A simple definition of correlation is the relationship between two or more variables (or data sets). This relationship is defined more specifically by its strength and direction.
What is strong correlation in statistics?
A strong correlation (sometimes referred to as high correlation) is when two groups of data are very closely related. The inverse is also true - weak (or low) correlation means the two groups of data are only somewhat related.
For example, increasing ice cream sales have a strong (high) correlation with rising temperatures. The hotter it is, the more ice cream people eat.
What is positive and negative correlation?
The direction of related variables can be either positive or negative. Positive correlation means both values increase together. Negative correlation means one value increases while the other value decreases.
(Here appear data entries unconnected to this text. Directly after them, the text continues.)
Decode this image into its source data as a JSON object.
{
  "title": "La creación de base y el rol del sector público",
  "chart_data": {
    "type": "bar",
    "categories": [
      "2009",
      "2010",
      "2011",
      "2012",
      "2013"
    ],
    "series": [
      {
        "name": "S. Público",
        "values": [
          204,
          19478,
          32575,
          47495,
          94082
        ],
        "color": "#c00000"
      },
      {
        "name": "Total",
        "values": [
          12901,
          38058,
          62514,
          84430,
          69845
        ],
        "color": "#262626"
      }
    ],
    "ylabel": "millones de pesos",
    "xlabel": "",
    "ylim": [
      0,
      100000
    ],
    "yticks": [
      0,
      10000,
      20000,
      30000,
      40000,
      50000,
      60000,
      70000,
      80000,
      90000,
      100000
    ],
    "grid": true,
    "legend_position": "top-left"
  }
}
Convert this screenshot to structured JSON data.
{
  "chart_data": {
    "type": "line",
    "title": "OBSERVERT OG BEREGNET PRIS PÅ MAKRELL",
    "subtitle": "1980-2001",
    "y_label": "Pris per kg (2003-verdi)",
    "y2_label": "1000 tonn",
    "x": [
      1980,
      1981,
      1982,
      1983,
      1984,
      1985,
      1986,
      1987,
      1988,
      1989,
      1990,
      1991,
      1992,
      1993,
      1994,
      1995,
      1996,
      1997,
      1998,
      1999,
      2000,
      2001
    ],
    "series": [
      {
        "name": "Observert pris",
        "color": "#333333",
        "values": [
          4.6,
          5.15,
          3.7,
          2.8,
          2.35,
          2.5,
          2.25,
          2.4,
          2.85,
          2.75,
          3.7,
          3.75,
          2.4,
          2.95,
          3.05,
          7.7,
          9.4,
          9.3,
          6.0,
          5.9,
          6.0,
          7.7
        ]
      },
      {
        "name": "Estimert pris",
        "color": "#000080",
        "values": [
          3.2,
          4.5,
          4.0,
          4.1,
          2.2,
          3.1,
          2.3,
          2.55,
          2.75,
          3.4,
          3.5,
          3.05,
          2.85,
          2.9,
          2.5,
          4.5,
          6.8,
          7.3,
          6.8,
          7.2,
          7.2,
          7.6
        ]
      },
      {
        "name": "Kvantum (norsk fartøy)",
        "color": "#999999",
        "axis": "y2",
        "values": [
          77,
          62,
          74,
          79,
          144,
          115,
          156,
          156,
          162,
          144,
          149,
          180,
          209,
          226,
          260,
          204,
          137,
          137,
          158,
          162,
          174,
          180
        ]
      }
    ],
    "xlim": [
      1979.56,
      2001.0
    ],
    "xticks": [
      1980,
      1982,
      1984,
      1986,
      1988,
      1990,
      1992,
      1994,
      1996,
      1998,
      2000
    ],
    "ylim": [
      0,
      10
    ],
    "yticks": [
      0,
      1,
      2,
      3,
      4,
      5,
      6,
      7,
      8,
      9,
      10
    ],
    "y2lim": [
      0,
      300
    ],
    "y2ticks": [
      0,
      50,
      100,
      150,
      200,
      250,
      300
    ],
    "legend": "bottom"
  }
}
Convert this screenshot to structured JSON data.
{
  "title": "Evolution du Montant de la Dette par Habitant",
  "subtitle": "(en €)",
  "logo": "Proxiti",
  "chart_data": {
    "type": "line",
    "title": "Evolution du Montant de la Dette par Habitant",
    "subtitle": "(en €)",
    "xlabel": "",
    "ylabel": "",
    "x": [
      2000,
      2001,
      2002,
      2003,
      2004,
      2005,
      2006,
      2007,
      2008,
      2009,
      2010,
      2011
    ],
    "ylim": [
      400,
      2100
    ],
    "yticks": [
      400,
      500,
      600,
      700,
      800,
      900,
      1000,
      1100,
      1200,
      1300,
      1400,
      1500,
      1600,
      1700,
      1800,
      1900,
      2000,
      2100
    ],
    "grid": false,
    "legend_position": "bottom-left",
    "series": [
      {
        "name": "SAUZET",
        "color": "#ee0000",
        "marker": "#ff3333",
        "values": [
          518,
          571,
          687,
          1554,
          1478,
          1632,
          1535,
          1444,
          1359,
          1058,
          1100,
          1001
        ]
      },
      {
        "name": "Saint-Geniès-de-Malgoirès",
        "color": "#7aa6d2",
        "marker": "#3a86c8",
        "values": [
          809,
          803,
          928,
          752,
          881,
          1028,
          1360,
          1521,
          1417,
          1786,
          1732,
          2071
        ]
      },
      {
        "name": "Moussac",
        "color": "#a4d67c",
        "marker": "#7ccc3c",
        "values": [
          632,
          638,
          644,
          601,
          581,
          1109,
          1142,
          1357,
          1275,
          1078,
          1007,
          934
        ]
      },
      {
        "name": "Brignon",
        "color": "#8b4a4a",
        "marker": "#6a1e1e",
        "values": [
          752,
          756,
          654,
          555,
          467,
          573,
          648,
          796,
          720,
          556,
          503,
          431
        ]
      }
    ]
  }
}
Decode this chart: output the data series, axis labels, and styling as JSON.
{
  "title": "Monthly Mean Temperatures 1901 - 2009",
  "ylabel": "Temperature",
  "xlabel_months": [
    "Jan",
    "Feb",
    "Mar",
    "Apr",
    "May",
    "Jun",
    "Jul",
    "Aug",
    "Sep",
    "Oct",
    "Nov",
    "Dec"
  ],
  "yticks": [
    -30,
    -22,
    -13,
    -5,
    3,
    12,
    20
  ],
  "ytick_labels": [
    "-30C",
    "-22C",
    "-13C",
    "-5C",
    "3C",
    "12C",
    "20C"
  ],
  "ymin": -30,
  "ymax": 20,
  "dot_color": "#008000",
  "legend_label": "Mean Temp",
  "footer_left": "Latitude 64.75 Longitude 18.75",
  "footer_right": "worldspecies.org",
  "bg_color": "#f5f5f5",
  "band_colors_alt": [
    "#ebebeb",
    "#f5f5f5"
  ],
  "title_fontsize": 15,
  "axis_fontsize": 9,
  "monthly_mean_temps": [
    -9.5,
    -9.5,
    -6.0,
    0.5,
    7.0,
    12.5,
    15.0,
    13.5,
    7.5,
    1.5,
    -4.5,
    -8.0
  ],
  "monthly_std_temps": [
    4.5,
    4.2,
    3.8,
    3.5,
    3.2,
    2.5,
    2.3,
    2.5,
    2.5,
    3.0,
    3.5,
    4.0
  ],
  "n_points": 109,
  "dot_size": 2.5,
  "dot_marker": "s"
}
Continuing with the ice cream example, higher ice cream sales have a strong positive correlation with warmer temperatures because as the weather gets hotter (increasing value) more ice cream is sold (increasing value).
One negative correlation might be that less hot chocolate is sold (decreasing value) when the temperature gets warmer (increasing value). Or consider another example of negative correlation - the more someone pays on their mortgage (increasing value), the less they owe (decreasing value).
(The more technical and complex term for describing both the strength and direction of a correlation is called correlation coefficient).)
Correlation vs causation: what’s the difference?
If you’ve heard the mantra “Correlation does not imply causation” you might have wondered - what’s the difference between correlation and causation and why does it matter?
As described above, correlation indicates a relationship between two variables and is particularly helpful for making predictions. For example, if we know that SAT (Scholastic Assessment Test) scores have a strong positive correlation with a student’s grade point average (GPA) in college, we can assume both SAT scores and GPA will continue having a strong positive correlation in the future. So based on a student’s SAT scores in high school, we can predict what their GPA might be in college.
In contrast, causation refers to cause and effect - where one variable causes the other variable. To use an obvious example, we might notice that global temperatures have steadily risen over the past 150 years and the number of pirates has declined at a comparable rate (negative correlation). No one would reasonably claim that the reduction in pirates caused global warming or that more pirates would reverse it. But if we look at other contributing factors, we see the cause of both is industrialization.
It’s easy to assume that because two events happen at the same time (correlate), one must cause the other. This data fallacy is called False Causality. Remember that correlation alone does not prove a cause and effect relationship.